C’est une rude campagne battue de soleil et de poussière. Dans le hameau perdu de l’Inviolata, une communauté de paysans s’épuise à récolter du tabac pour la marquise Alfonsina de Luna. Ils vivent pêle-mêle parmi les poules et les gosses. Le soir venu, ils se disputent de rares ampoules électriques. Lorsque le métayer vient faire les comptes, ils sont toujours dans le rouge, à jamais débiteurs de leur suzeraine.

Hélicoptère anachronique

Au milieu de la faune truculente et brutale de l’Inviolata, a grandi Lazzaro (l’extraordinaire Adriano Tardiolo), un jeune homme bon comme le pain et corvéable à merci. Esclave des esclaves, il rentre la grand-mère paralytique, va chercher à boire et dort dans le poulailler pour tenir le loup à l’écart. Toujours souriant, cet innocent se noue d’amitié avec Tancredi, le fils de la marquise, précipitant l’avènement du Grand Soir.

L’hélicoptère de la police introduit un anachronisme dans la ruralité rugueuse. Ces serfs, une cinquantaine de gueux plus les gosses, sont nos contemporains, maintenus dans l’ignorance de leurs droits. On les évacue vers le monde moderne. Un gouffre s’ouvre à la césure du film. Il aspire Lazzaro, qui meurt après une chute dans un précipice.

Friche industrielle

La première partie de Heureux comme Lazzaro se déroule dans l’Italie pastorale d’Ermanno Olmi (L’arbre aux sabots) ou des frères Taviani (Padre Padrone). La seconde bascule dans l’univers suburbain d’Ettore Scola (Affreux, sales et méchants).

Quand Lazzaro ressuscite, l’hiver est venu. Dans la demeure abandonnée de la marquise, deux cambrioleurs sont en train de faire main basse sur l’argenterie. Emboîtant le pas à la camionnette des voleurs, Lazzaro arrive dans la banlieue d’une grande ville. Entre voies de triage et friche industrielle se terre la petite bande d’Ultimo (Sergi Lopez), composée d’anciens de l’Inviolata, telle la jolie Antonia (Alba Rohrwacher). Elle était une petite fille, c’est une femme à présent, qui s’agenouille devant Lazzaro, ce miraculé sur lequel le temps n’a pas prise. Il déniche des plantes nourricières dans le poussier post-industriel, participe à quelques arnaques, retrouve son ami Tancredi, noble déchu et vrai minable. N’écoutant que son cœur d’or, il va au bout de son destin, qui est le martyre.

Marche funèbre

Après Corpo celeste (2011) et Les merveilles (2014), Alice Rohrwacher signe avec Heureux comme Lazzaro, Prix du scénario au Festival de Cannes, un merveilleux récit.
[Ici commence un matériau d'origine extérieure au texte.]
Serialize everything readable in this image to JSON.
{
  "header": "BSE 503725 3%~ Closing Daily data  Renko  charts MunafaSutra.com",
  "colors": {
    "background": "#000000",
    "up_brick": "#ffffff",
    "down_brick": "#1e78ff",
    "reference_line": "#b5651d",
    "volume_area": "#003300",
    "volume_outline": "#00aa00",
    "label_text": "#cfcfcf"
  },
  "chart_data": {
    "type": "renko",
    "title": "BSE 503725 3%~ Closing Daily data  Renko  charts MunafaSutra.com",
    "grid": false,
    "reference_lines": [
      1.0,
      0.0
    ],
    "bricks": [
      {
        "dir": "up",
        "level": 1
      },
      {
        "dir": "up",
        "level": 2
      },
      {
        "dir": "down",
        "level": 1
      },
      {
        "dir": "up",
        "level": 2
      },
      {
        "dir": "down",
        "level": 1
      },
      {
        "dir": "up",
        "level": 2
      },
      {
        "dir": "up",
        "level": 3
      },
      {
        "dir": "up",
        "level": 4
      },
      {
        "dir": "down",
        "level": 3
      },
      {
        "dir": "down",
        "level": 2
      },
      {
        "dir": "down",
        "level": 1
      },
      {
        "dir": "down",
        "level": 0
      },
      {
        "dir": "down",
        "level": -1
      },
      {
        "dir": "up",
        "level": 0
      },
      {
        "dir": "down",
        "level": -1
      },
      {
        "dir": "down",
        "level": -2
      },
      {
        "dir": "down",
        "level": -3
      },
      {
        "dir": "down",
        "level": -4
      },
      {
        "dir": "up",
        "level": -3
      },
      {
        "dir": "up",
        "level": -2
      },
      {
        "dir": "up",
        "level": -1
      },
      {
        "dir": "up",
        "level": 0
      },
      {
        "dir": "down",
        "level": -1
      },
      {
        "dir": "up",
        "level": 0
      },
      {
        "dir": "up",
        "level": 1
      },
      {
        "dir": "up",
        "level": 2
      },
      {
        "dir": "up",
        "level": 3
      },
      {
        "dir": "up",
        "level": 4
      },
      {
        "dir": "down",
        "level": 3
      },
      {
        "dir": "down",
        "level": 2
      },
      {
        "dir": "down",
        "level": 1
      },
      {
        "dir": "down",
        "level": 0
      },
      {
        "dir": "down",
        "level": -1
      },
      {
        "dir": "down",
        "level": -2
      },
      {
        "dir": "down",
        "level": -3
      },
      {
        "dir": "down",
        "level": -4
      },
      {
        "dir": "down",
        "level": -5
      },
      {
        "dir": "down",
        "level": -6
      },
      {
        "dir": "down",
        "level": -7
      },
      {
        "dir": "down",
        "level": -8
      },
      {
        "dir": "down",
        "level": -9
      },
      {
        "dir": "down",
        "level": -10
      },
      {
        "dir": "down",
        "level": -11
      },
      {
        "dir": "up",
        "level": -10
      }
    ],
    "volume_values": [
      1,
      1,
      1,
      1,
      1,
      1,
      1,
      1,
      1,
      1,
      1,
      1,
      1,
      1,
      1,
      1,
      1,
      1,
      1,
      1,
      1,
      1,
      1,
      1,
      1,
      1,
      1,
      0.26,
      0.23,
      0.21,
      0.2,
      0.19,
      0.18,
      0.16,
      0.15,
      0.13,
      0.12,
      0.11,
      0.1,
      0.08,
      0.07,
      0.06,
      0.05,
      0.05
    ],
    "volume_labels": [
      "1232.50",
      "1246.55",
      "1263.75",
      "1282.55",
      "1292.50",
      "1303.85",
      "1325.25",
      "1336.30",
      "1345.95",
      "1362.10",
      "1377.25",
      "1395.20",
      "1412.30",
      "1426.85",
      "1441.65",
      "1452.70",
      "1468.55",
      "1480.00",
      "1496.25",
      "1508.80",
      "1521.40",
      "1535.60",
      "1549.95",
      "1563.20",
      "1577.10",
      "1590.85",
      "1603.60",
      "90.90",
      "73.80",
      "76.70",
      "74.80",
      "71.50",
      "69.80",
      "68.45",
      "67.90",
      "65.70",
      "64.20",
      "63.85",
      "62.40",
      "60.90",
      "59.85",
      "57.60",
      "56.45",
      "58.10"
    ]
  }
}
Quelque extrait de La légende dorée revu par Pasolini, un manifeste du néoréalisme magique, une prière inédite du martyrologe, une hagiographie païenne…

Pétri de références bibliques mais tout à fait humaniste et un peu animiste, le film se construit sans souci de rationalité à travers une dénonciation des dictatures économiques et des paraboles abstruses, dans lesquelles les pauvres offrent des gâteaux à de moins pauvres qu’eux.

Ultimo et sa troupe fourbue cherchent refuge dans une église. Les bonnes sœurs les chassent. Les damnés de la terre s’en vont, la musique, Erbarm dich mein, o Herre Gott de Bach, s’en va avec eux, elle les suit dans la rue comme une marche funèbre grandiose. «Où va la musique quand elle s’arrête?» demandait un Pierrot lunaire dans La voix de la lune, de Fellini. «Dans l’âme des miséreux», semble répondre Alice.


Heureux comme Lazzaro (Lazzaro felice), d’Alice Rohrwacher (Italie, Suisse, France, Allemagne, 2018), avec Adriano Tardiolo, Alba Rohrwacher, Agnese Graziani, Tommaso Ragno, Sergi Lopez, Nicoletta Braschi, 2h05.